Sleep was a real challenge. It seemed that there were loads of late night revellers in Fort Portal with nowhere to sleep and where we were staying was the last stop on a long night of drinking and good times. At 2am I heard very loud banging followed by a quieter banging back on the same gate of roughly the same duration. Could this be a late night Ugandan Morse code?! A couple of hours later at 4am people in the compound started work for the day. Radios were turned on and sweeping brushes were picked up. At 5am a girl sang Britney Spear’s ‘Lucky’ acapella and at 6am someone shouted ‘shhhh’ outside our door.

Thursday, 14 April 2011

More tales from Kampala

The jamming session at the National Theatre was great. We heard Coldplay done African style and Ugandan country and western. Kathy was also accosted by a self proclaimed Kenyan artist.

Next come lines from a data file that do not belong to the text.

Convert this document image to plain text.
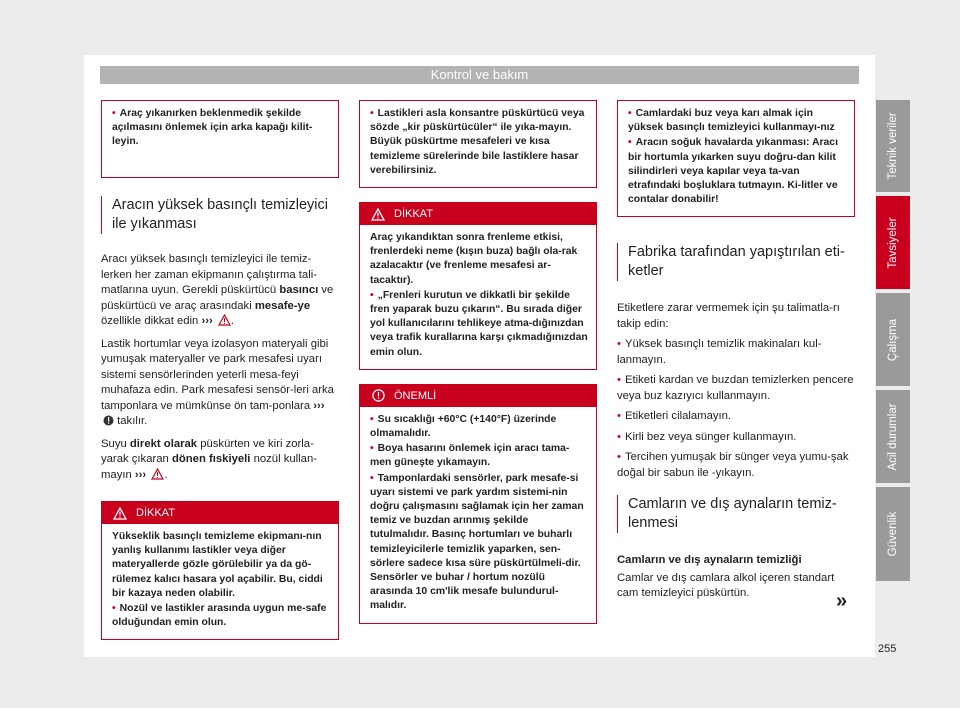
Kontrol ve bakım

• Araç yıkanırken beklenmedik şekilde açılmasını önlemek için arka kapağı kilit-leyin.

Aracın yüksek basınçlı temizleyici ile yıkanması

Aracı yüksek basınçlı temizleyici ile temiz-lerken her zaman ekipmanın çalıştırma tali-matlarına uyun. Gerekli püskürtücü basıncı ve püskürtücü ve araç arasındaki mesafe-ye özellikle dikkat edin ››› .

Lastik hortumlar veya izolasyon materyali gibi yumuşak materyaller ve park mesafesi uyarı sistemi sensörlerinden yeterli mesa-feyi muhafaza edin. Park mesafesi sensör-leri arka tamponlara ve mümkünse ön tam-ponlara ›››  takılır.

Suyu direkt olarak püskürten ve kiri zorla-yarak çıkaran dönen fıskiyeli nozül kullan-mayın ››› .

DİKKAT

Yükseklik basınçlı temizleme ekipmanı-nın yanlış kullanımı lastikler veya diğer materyallerde gözle görülebilir ya da gö-rülemez kalıcı hasara yol açabilir. Bu, ciddi bir kazaya neden olabilir.

• Nozül ve lastikler arasında uygun me-safe olduğundan emin olun.

• Lastikleri asla konsantre püskürtücü veya sözde „kir püskürtücüler“ ile yıka-mayın. Büyük püskürtme mesafeleri ve kısa temizleme sürelerinde bile lastiklere hasar verebilirsiniz.

DİKKAT

Araç yıkandıktan sonra frenleme etkisi, frenlerdeki neme (kışın buza) bağlı ola-rak azalacaktır (ve frenleme mesafesi ar-tacaktır).

• „Frenleri kurutun ve dikkatli bir şekilde fren yaparak buzu çıkarın“. Bu sırada diğer yol kullanıcılarını tehlikeye atma-dığınızdan veya trafik kurallarına karşı çıkmadığınızdan emin olun.

ÖNEMLİ

• Su sıcaklığı +60°C (+140°F) üzerinde olmamalıdır.

• Boya hasarını önlemek için aracı tama-men güneşte yıkamayın.

• Tamponlardaki sensörler, park mesafe-si uyarı sistemi ve park yardım sistemi-nin doğru çalışmasını sağlamak için her zaman temiz ve buzdan arınmış şekilde tutulmalıdır. Basınç hortumları ve buharlı temizleyicilerle temizlik yaparken, sen-sörlere sadece kısa süre püskürtülmeli-dir. Sensörler ve buhar / hortum nozülü arasında 10 cm'lik mesafe bulundurul-malıdır.

• Camlardaki buz veya karı almak için yüksek basınçlı temizleyici kullanmayı-nız

• Aracın soğuk havalarda yıkanması: Aracı bir hortumla yıkarken suyu doğru-dan kilit silindirleri veya kapılar veya ta-van etrafındaki boşluklara tutmayın. Ki-litler ve contalar donabilir!

Fabrika tarafından yapıştırılan eti-ketler

Etiketlere zarar vermemek için şu talimatla-rı takip edin:

• Yüksek basınçlı temizlik makinaları kul-lanmayın.

• Etiketi kardan ve buzdan temizlerken pencere veya buz kazıyıcı kullanmayın.

• Etiketleri cilalamayın.

• Kirli bez veya sünger kullanmayın.

• Tercihen yumuşak bir sünger veya yumu-şak doğal bir sabun ile -yıkayın.

Camların ve dış aynaların temiz-lenmesi

Camların ve dış aynaların temizliği

Camlar ve dış camlara alkol içeren standart cam temizleyici püskürtün.

Teknik veriler
Tavsiyeler
Çalışma
Acil durumlar
Güvenlik
»
255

His attempts to win her over included asking to buy her a beer no less than ten times, claiming that the same plastic surgeon who had operated on Dolly Parton’s boobs had also reconstructed part of his face and assuring her that the angry lady on the phone was his sister and not his wife...all to no avail, poor guy.

The next day we experienced extreme agoraphobia at the market. As people shouted ‘muzungu’ at us and tried to poke our asses we tried to make a hasty retreat. Easier said than done. Once you are in the market you sure as hell aren’t getting out anytime soon. Each turning point just led us further and further into the labyrinth. After getting more and more confused we saw a chink of light and shuffled towards it like flies flock towards the holy grail of strip lighting. It has just been raining and our shoes became covered in mud from the dirt roads around the market. Yet somehow none of the Ugandan people got muddy shoes, I just don’t know how its possible for their shoes to stay spotless when ours became so disgusting. A particularly well turned out man stopped Kathy on the street and said ‘Please, you are dirty’. Kathy replied ‘I know, we have just been to the market’ and the poor guy looked totally bewildered as he tried to fathom how one trip to the market could result in feet as dirty as that.

Monday, 4 April 2011

Hi from Kampala

Kathy and me arrived safely in Kampala, the capital of Uganda a couple of days ago. Kathy has arrived with her house on her back, she s not one who packs lightly! And I had so much dirt in my hair that it turned the water red...but the people here still say they like us (rich girls). Being the culture vultures we are we have already been to the National Theatre in Kampala to watch a kids show. My favourite line was 'I don't want my girlfriend to be an ugly caterpillar'. We are going to go back there this evening to see jamming, Ugandan style...

Today we went people watching down in the centre of town. It was mad, muddy and manic. We were still called muzungu, so it seems the word travels across country borders. After nearly ending up in a brothel we found a suitable vantage point from which to watch the sheer craziness of Kampala. There was just so much going on in such a small space. We found enough to keep us entertained for over half an hour. Well I have to go as the computer is bugging me to buy more internet time. I'll be back soon.